DS: If y is an integer

[cesar.rodriguez.blanco]

If y is an integer and y=|x|+x, is y=0?
1) x<0
2) y<1

I do not understand why the solution is D.
It is obvious that 1) is SUF, but what about 2)?

[gulatin2]

As you wrote , Statement 1 is sufficient.

Stmt 2 is y < 1 , since y is an integer , it can be 0 only if it is less than 1.

So Stmt 2 is sufficient too.

Both statements are sufficient enough to deduce if y = 0 .

Answer is D

[vrajesh.dave]

the explaination does not make sense. Y could be a negative interger, such as -1, -2, etc...

Please explain..

[kevinmarmstrong]

Remember that y= x +|x|, i.e. y= 2x if x>0 and y = 0 otherwise

[vrajesh.dave]

I do agree with y = x + |x|
then y = 2x if x > 0
and y = 0 if x < 0

However, I do not understand why
2) y < 1 is sufficient

since y is an integer and integer can be negative or positive

i.e. -10, ..., -2, -1, 0

So how can 2) be Sufficient.

Please clarify why 'y' can only be 0

[himadribora]

For Y to remain an integer, X must be an integer or have .5 to it i.e. 0.5, 1.5, 2.5, whether positive or negative.
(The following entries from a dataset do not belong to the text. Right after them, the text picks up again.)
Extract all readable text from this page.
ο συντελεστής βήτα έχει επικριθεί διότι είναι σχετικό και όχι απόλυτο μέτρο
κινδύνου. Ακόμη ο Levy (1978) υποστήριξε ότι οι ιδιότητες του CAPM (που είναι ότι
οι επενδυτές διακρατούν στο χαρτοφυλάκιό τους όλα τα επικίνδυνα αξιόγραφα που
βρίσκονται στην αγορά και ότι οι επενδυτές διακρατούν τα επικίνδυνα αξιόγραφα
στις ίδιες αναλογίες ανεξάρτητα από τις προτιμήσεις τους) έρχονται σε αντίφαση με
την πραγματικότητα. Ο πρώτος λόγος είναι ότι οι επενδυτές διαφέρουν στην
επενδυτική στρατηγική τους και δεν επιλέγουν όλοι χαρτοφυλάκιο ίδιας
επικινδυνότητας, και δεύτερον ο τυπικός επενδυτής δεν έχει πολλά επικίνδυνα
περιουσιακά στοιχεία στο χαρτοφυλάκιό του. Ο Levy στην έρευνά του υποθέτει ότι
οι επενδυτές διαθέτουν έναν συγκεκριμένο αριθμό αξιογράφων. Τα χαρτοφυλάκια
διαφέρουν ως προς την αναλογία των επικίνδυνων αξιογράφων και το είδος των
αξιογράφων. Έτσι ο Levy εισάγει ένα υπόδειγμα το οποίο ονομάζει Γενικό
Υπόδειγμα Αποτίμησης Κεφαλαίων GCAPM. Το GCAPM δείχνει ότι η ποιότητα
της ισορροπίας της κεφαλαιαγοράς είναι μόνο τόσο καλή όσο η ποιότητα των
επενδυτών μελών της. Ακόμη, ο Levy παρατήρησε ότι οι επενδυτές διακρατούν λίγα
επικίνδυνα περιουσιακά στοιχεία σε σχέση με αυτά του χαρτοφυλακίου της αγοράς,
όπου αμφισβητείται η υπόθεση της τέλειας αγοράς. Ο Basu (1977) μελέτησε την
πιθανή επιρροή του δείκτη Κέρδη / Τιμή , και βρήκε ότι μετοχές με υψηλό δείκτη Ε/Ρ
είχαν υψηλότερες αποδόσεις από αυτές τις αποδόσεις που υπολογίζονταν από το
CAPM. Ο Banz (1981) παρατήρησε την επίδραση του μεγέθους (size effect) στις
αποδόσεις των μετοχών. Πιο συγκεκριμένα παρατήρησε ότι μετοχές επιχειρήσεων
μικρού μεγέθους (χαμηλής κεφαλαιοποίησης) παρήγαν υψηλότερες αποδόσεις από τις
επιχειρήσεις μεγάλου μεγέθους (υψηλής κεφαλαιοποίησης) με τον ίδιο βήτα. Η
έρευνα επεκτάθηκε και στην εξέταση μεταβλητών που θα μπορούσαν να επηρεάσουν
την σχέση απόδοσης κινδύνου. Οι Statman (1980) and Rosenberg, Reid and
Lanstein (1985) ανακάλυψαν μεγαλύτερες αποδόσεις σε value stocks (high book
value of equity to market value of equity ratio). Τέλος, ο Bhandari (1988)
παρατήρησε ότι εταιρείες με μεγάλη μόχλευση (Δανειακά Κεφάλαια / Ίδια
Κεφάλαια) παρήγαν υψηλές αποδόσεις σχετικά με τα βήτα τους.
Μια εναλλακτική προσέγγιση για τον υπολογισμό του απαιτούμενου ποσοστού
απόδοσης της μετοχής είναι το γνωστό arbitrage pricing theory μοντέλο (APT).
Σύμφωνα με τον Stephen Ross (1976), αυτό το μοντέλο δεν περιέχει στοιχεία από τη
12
Stmt 2 says that Y<1 i.e. it can be 0, -1, -2, -3. But for Y to be less than 1, x has to be negative. Because positive x will invariably give a result of 1 or higher. If x is negative, then it will never let Y to be anything else but 0. So X < 0.

We can rephrase the question stem to Is x < 0, which statement 2 answers. Hence, Stmt 2 is SUFFICIENT

[vrajesh.dave]

Thanks!
it makes sense now

since Y = |x| + x
Stmt 2 == Y < 1

Hence, X has to be -0.5 < X < 0.5

Therefore stmt 2 is sufficient.

[RonPurewal]

If y is an integer and y=|x|+x, is y=0?
1) x<0
2) y<1

I do not understand why the solution is D.
It is obvious that 1) is SUF, but what about 2)?

the posters above me have submitted algebraic (or at least pseudo algebraic) solutions - which are workable - so i'll just weigh in with a non-algebraic, NUMBER PROPERTIES-based solution.

the expression |x| is:
* EQUAL to x, if x is positive (or 0)
* the OPPOSITE of x, if x is negative (or 0)
(note that 0 fits into both these categories, because its equal and opposite are the same.)

therefore, x + |x| must be positive (if x is positive) or zero (if x is zero or negative).

therefore, if this quantity is an integer less than 1, it MUST be 0 (since negative possibilities are out of the question).
so, "yes" to the question.
sufficient.